Effect of temperature on in vitro activation of Rubisco by recombinant activase from Antarctic hairgrass and creosote bush. Activation of Antarctic hairgrass Rubisco by recombinant Antarctic hairgrass activase (○) and creosote bush Rubisco by recombinant creosote bush activase (•) was measured at the indicated temperatures. The fraction of active sites converted from an inactive to an active form was determined by comparing the activity of Rubisco obtained after incubating the decarbamylated enzyme complexed with RuBP with activase to the activity of the fully carbamylated control.
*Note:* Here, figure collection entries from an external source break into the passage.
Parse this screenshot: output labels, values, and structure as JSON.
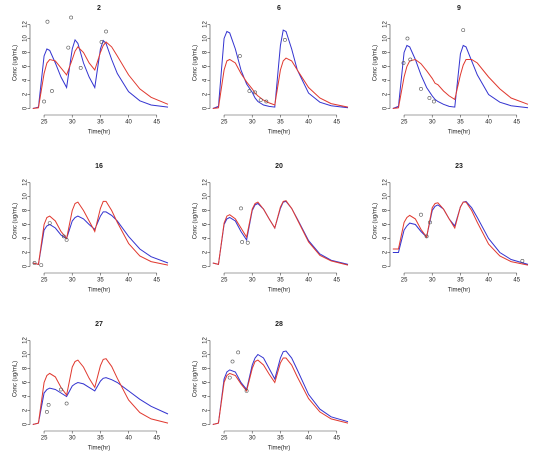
{
  "chart_data": [
    {
      "type": "line",
      "title": "2",
      "xlabel": "Time(hr)",
      "ylabel": "Conc (ug/mL)",
      "xlim": [
        22.5,
        47
      ],
      "ylim": [
        -0.5,
        13.5
      ],
      "xticks": [
        25,
        30,
        35,
        40,
        45
      ],
      "yticks": [
        0,
        2,
        4,
        6,
        8,
        10,
        12
      ],
      "x": [
        23,
        24,
        25,
        25.5,
        26,
        27,
        28,
        29,
        30,
        30.5,
        31,
        32,
        33,
        34,
        35,
        35.5,
        36,
        37,
        38,
        40,
        42,
        44,
        47
      ],
      "series": [
        {
          "color": "#3535d0",
          "values": [
            0,
            0.2,
            7.5,
            8.5,
            8.3,
            6.5,
            4.5,
            3,
            8.5,
            9.8,
            9.3,
            6.5,
            4.5,
            3,
            8.5,
            9.7,
            9.3,
            7,
            5,
            2.4,
            1.1,
            0.5,
            0.2
          ]
        },
        {
          "color": "#e03a30",
          "values": [
            0,
            0.1,
            5,
            6.5,
            7,
            6.8,
            5.8,
            4.8,
            7,
            8.2,
            8.8,
            8,
            6.5,
            5.5,
            8,
            9,
            9.5,
            8.8,
            7.5,
            4.8,
            2.8,
            1.6,
            0.6
          ]
        }
      ],
      "points": {
        "color": "#555555",
        "x": [
          25,
          25.6,
          26.4,
          29.3,
          29.8,
          31.5,
          35.2,
          36
        ],
        "values": [
          1,
          12.4,
          2.5,
          8.7,
          13,
          5.8,
          9.5,
          11
        ]
      }
    },
    {
      "type": "line",
      "title": "6",
      "xlabel": "Time(hr)",
      "ylabel": "Conc (ug/mL)",
      "xlim": [
        22.5,
        47
      ],
      "ylim": [
        -0.5,
        13.5
      ],
      "xticks": [
        25,
        30,
        35,
        40,
        45
      ],
      "yticks": [
        0,
        2,
        4,
        6,
        8,
        10,
        12
      ],
      "x": [
        23,
        24,
        25,
        25.5,
        26,
        27,
        28,
        29,
        30,
        30.5,
        31,
        32,
        33,
        34,
        35,
        35.5,
        36,
        37,
        38,
        40,
        42,
        44,
        47
      ],
      "series": [
        {
          "color": "#3535d0",
          "values": [
            0,
            0.3,
            10,
            11,
            10.8,
            8.5,
            5.5,
            3.5,
            2.3,
            1.5,
            1,
            0.5,
            0.3,
            0.2,
            9,
            11.2,
            11,
            8.5,
            5.5,
            2.2,
            0.9,
            0.4,
            0.1
          ]
        },
        {
          "color": "#e03a30",
          "values": [
            0,
            0.1,
            5.5,
            6.8,
            7,
            6.5,
            5,
            3.8,
            2.8,
            2.2,
            1.8,
            1.2,
            0.8,
            0.5,
            5.5,
            6.8,
            7.2,
            6.8,
            5.5,
            3,
            1.5,
            0.7,
            0.2
          ]
        }
      ],
      "points": {
        "color": "#555555",
        "x": [
          27.8,
          29.5,
          30.5,
          31.5,
          32.5,
          35.8
        ],
        "values": [
          7.5,
          2.5,
          2.3,
          1.2,
          1,
          9.8
        ]
      }
    },
    {
      "type": "line",
      "title": "9",
      "xlabel": "Time(hr)",
      "ylabel": "Conc (ug/mL)",
      "xlim": [
        22.5,
        47
      ],
      "ylim": [
        -0.5,
        13.5
      ],
      "xticks": [
        25,
        30,
        35,
        40,
        45
      ],
      "yticks": [
        0,
        2,
        4,
        6,
        8,
        10,
        12
      ],
      "x": [
        23,
        24,
        25,
        25.5,
        26,
        27,
        28,
        29,
        30,
        30.5,
        31,
        32,
        33,
        34,
        35,
        35.5,
        36,
        37,
        38,
        40,
        42,
        44,
        47
      ],
      "series": [
        {
          "color": "#3535d0",
          "values": [
            0,
            0.3,
            8,
            9,
            8.8,
            7,
            4.8,
            3,
            1.8,
            1.3,
            1,
            0.6,
            0.3,
            0.2,
            7.8,
            9,
            8.8,
            6.8,
            4.8,
            2,
            0.9,
            0.4,
            0.1
          ]
        },
        {
          "color": "#e03a30",
          "values": [
            0,
            0.1,
            4.5,
            6,
            6.8,
            7,
            6.4,
            5.4,
            4.3,
            3.6,
            3.4,
            2.5,
            1.8,
            1.3,
            4.8,
            6.2,
            7,
            7,
            6.5,
            4.5,
            2.8,
            1.5,
            0.6
          ]
        }
      ],
      "points": {
        "color": "#555555",
        "x": [
          24.9,
          25.6,
          26.1,
          28,
          29.5,
          30.3,
          35.5
        ],
        "values": [
          6.5,
          10,
          7,
          2.8,
          1.5,
          1,
          11.2
        ]
      }
    },
    {
      "type": "line",
      "title": "16",
      "xlabel": "Time(hr)",
      "ylabel": "Conc (ug/mL)",
      "xlim": [
        22.5,
        47
      ],
      "ylim": [
        -0.5,
        13.5
      ],
      "xticks": [
        25,
        30,
        35,
        40,
        45
      ],
      "yticks": [
        0,
        2,
        4,
        6,
        8,
        10,
        12
      ],
      "x": [
        23,
        24,
        25,
        25.5,
        26,
        27,
        28,
        29,
        30,
        30.5,
        31,
        32,
        33,
        34,
        35,
        35.5,
        36,
        37,
        38,
        40,
        42,
        44,
        47
      ],
      "series": [
        {
          "color": "#3535d0",
          "values": [
            0.5,
            0.3,
            5.2,
            5.8,
            6,
            5.5,
            4.5,
            4,
            6.5,
            7,
            7.2,
            6.8,
            6,
            5.3,
            7.2,
            7.8,
            7.8,
            7.3,
            6.5,
            4.3,
            2.5,
            1.4,
            0.5
          ]
        },
        {
          "color": "#e03a30",
          "values": [
            0.5,
            0.3,
            6,
            7,
            7.2,
            6.5,
            5,
            4,
            8,
            9,
            9.2,
            8,
            6.5,
            5,
            8.3,
            9.3,
            9.3,
            8,
            6.3,
            3.3,
            1.5,
            0.7,
            0.2
          ]
        }
      ],
      "points": {
        "color": "#555555",
        "x": [
          23.3,
          24.5,
          26,
          28.5,
          29
        ],
        "values": [
          0.5,
          0.2,
          6.2,
          4.3,
          3.8
        ]
      }
    },
    {
      "type": "line",
      "title": "20",
      "xlabel": "Time(hr)",
      "ylabel": "Conc (ug/mL)",
      "xlim": [
        22.5,
        47
      ],
      "ylim": [
        -0.5,
        13.5
      ],
      "xticks": [
        25,
        30,
        35,
        40,
        45
      ],
      "yticks": [
        0,
        2,
        4,
        6,
        8,
        10,
        12
      ],
      "x": [
        23,
        24,
        25,
        25.5,
        26,
        27,
        28,
        29,
        30,
        30.5,
        31,
        32,
        33,
        34,
        35,
        35.5,
        36,
        37,
        38,
        40,
        42,
        44,
        47
      ],
      "series": [
        {
          "color": "#3535d0",
          "values": [
            0.5,
            0.3,
            6,
            6.8,
            7,
            6.5,
            5,
            3.8,
            8,
            8.8,
            9,
            8.2,
            6.8,
            5.5,
            8.3,
            9.2,
            9.3,
            8.3,
            6.8,
            3.7,
            1.8,
            0.9,
            0.3
          ]
        },
        {
          "color": "#e03a30",
          "values": [
            0.5,
            0.3,
            6.2,
            7.2,
            7.4,
            6.8,
            5.5,
            4.2,
            8.2,
            9,
            9.2,
            8.2,
            6.8,
            5.5,
            8.5,
            9.3,
            9.4,
            8.3,
            6.7,
            3.5,
            1.6,
            0.8,
            0.2
          ]
        }
      ],
      "points": {
        "color": "#555555",
        "x": [
          28,
          28.2,
          29.2
        ],
        "values": [
          8.3,
          3.5,
          3.4
        ]
      }
    },
    {
      "type": "line",
      "title": "23",
      "xlabel": "Time(hr)",
      "ylabel": "Conc (ug/mL)",
      "xlim": [
        22.5,
        47
      ],
      "ylim": [
        -0.5,
        13.5
      ],
      "xticks": [
        25,
        30,
        35,
        40,
        45
      ],
      "yticks": [
        0,
        2,
        4,
        6,
        8,
        10,
        12
      ],
      "x": [
        23,
        24,
        25,
        25.5,
        26,
        27,
        28,
        29,
        30,
        30.5,
        31,
        32,
        33,
        34,
        35,
        35.5,
        36,
        37,
        38,
        40,
        42,
        44,
        47
      ],
      "series": [
        {
          "color": "#3535d0",
          "values": [
            2,
            2,
            5.2,
            5.8,
            6.2,
            6,
            5,
            4.2,
            8,
            8.6,
            8.8,
            8.2,
            6.8,
            5.8,
            8.5,
            9.2,
            9.3,
            8.4,
            7,
            4,
            2,
            1,
            0.3
          ]
        },
        {
          "color": "#e03a30",
          "values": [
            2.5,
            2.5,
            6.3,
            7,
            7.3,
            6.8,
            5.3,
            4.2,
            8.4,
            9,
            9.1,
            8.2,
            6.8,
            5.5,
            8.5,
            9.2,
            9.2,
            8,
            6.3,
            3.2,
            1.5,
            0.7,
            0.2
          ]
        }
      ],
      "points": {
        "color": "#555555",
        "x": [
          28,
          29,
          29.6,
          46
        ],
        "values": [
          7.4,
          4.3,
          6.3,
          0.8
        ]
      }
    },
    {
      "type": "line",
      "title": "27",
      "xlabel": "Time(hr)",
      "ylabel": "Conc (ug/mL)",
      "xlim": [
        22.5,
        47
      ],
      "ylim": [
        -0.5,
        13.5
      ],
      "xticks": [
        25,
        30,
        35,
        40,
        45
      ],
      "yticks": [
        0,
        2,
        4,
        6,
        8,
        10,
        12
      ],
      "x": [
        23,
        24,
        25,
        25.5,
        26,
        27,
        28,
        29,
        30,
        30.5,
        31,
        32,
        33,
        34,
        35,
        35.5,
        36,
        37,
        38,
        40,
        42,
        44,
        47
      ],
      "series": [
        {
          "color": "#3535d0",
          "values": [
            0,
            0.2,
            4.5,
            5,
            5.2,
            5,
            4.5,
            4,
            5.5,
            5.8,
            6,
            5.8,
            5.3,
            4.8,
            6.2,
            6.6,
            6.7,
            6.4,
            6,
            4.8,
            3.6,
            2.6,
            1.5
          ]
        },
        {
          "color": "#e03a30",
          "values": [
            0,
            0.2,
            6,
            7,
            7.3,
            6.8,
            5.3,
            4.2,
            8.2,
            9,
            9.2,
            8.2,
            6.6,
            5.3,
            8.4,
            9.3,
            9.4,
            8.3,
            6.6,
            3.5,
            1.7,
            0.8,
            0.2
          ]
        }
      ],
      "points": {
        "color": "#555555",
        "x": [
          25.5,
          25.8,
          28,
          29
        ],
        "values": [
          1.8,
          2.8,
          5,
          3
        ]
      }
    },
    {
      "type": "line",
      "title": "28",
      "xlabel": "Time(hr)",
      "ylabel": "Conc (ug/mL)",
      "xlim": [
        22.5,
        47
      ],
      "ylim": [
        -0.5,
        13.5
      ],
      "xticks": [
        25,
        30,
        35,
        40,
        45
      ],
      "yticks": [
        0,
        2,
        4,
        6,
        8,
        10,
        12
      ],
      "x": [
        23,
        24,
        25,
        25.5,
        26,
        27,
        28,
        29,
        30,
        30.5,
        31,
        32,
        33,
        34,
        35,
        35.5,
        36,
        37,
        38,
        40,
        42,
        44,
        47
      ],
      "series": [
        {
          "color": "#3535d0",
          "values": [
            0,
            0.2,
            6.5,
            7.5,
            7.8,
            7.5,
            6,
            5,
            8.5,
            9.5,
            10,
            9.5,
            8,
            6.5,
            9.5,
            10.4,
            10.5,
            9.5,
            7.8,
            4.3,
            2.2,
            1.1,
            0.4
          ]
        },
        {
          "color": "#e03a30",
          "values": [
            0,
            0.2,
            6,
            7,
            7.3,
            7,
            5.8,
            4.8,
            8,
            9,
            9.2,
            8.5,
            7.2,
            6,
            8.8,
            9.5,
            9.5,
            8.5,
            6.8,
            3.7,
            1.8,
            0.8,
            0.2
          ]
        }
      ],
      "points": {
        "color": "#555555",
        "x": [
          26,
          26.5,
          27.5,
          29
        ],
        "values": [
          6.7,
          9,
          10.3,
          4.8
        ]
      }
    }
  ]
}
At each temperature, the values were adjusted for the fraction of sites that activated spontaneously, i.e. in the absence of activase. Results are expressed as A_T A_MAX⁻¹, the ratio of the sites activated by activase at the indicated temperature (A_T) to the sites activated at the temperature optimum (A_MAX). The maximum extent of activation after correction for spontaneous activation was 79% and 28% of the sites for Antarctic hairgrass and creosote bush, respectively. The specific activity of the Antarctic hairgrass and creosote bush Rubisco used in these experiments was 1.2 and 1.4 units mg protein⁻¹, respectively, at 30°C.

Figure 8.

Effect of temperature on the stability of recombinant activase from Antarctic hairgrass and creosote bush. A, Residual ATPase activity of recombinant activase from Antarctic hairgrass (○) and creosote bush (•) was measured at 30°C after incubation for 10 min at the indicated temperatures in the presence of 0.75 mm ATPγS. Results are expressed as V_T V_MAX⁻¹, the ratio of the activities after incubation at the indicated temperature (V_T) to the control activity (V_MAX) determined for enzyme maintained at 4°C. The rates of ATP hydrolysis by the controls were 0.85 and 0.51 units mg protein⁻¹ for activase from Antarctic hairgrass and creosote bush, respectively. B, Thermal aggregation of recombinant activase from Antarctic hairgrass (○) and creosote bush (•) was determined by measuring light scattering at the indicated temperatures during a time course of increasing temperature. Recombinant activase (40 μg) was incubated in 400 μL in a thermostatted cuvette in the presence of 0.75 mm ATPγS. After 5 min at 25°C, the temperature of the cuvette was increased by increasing the temperature of circulating water bath by 5°C every 10 min.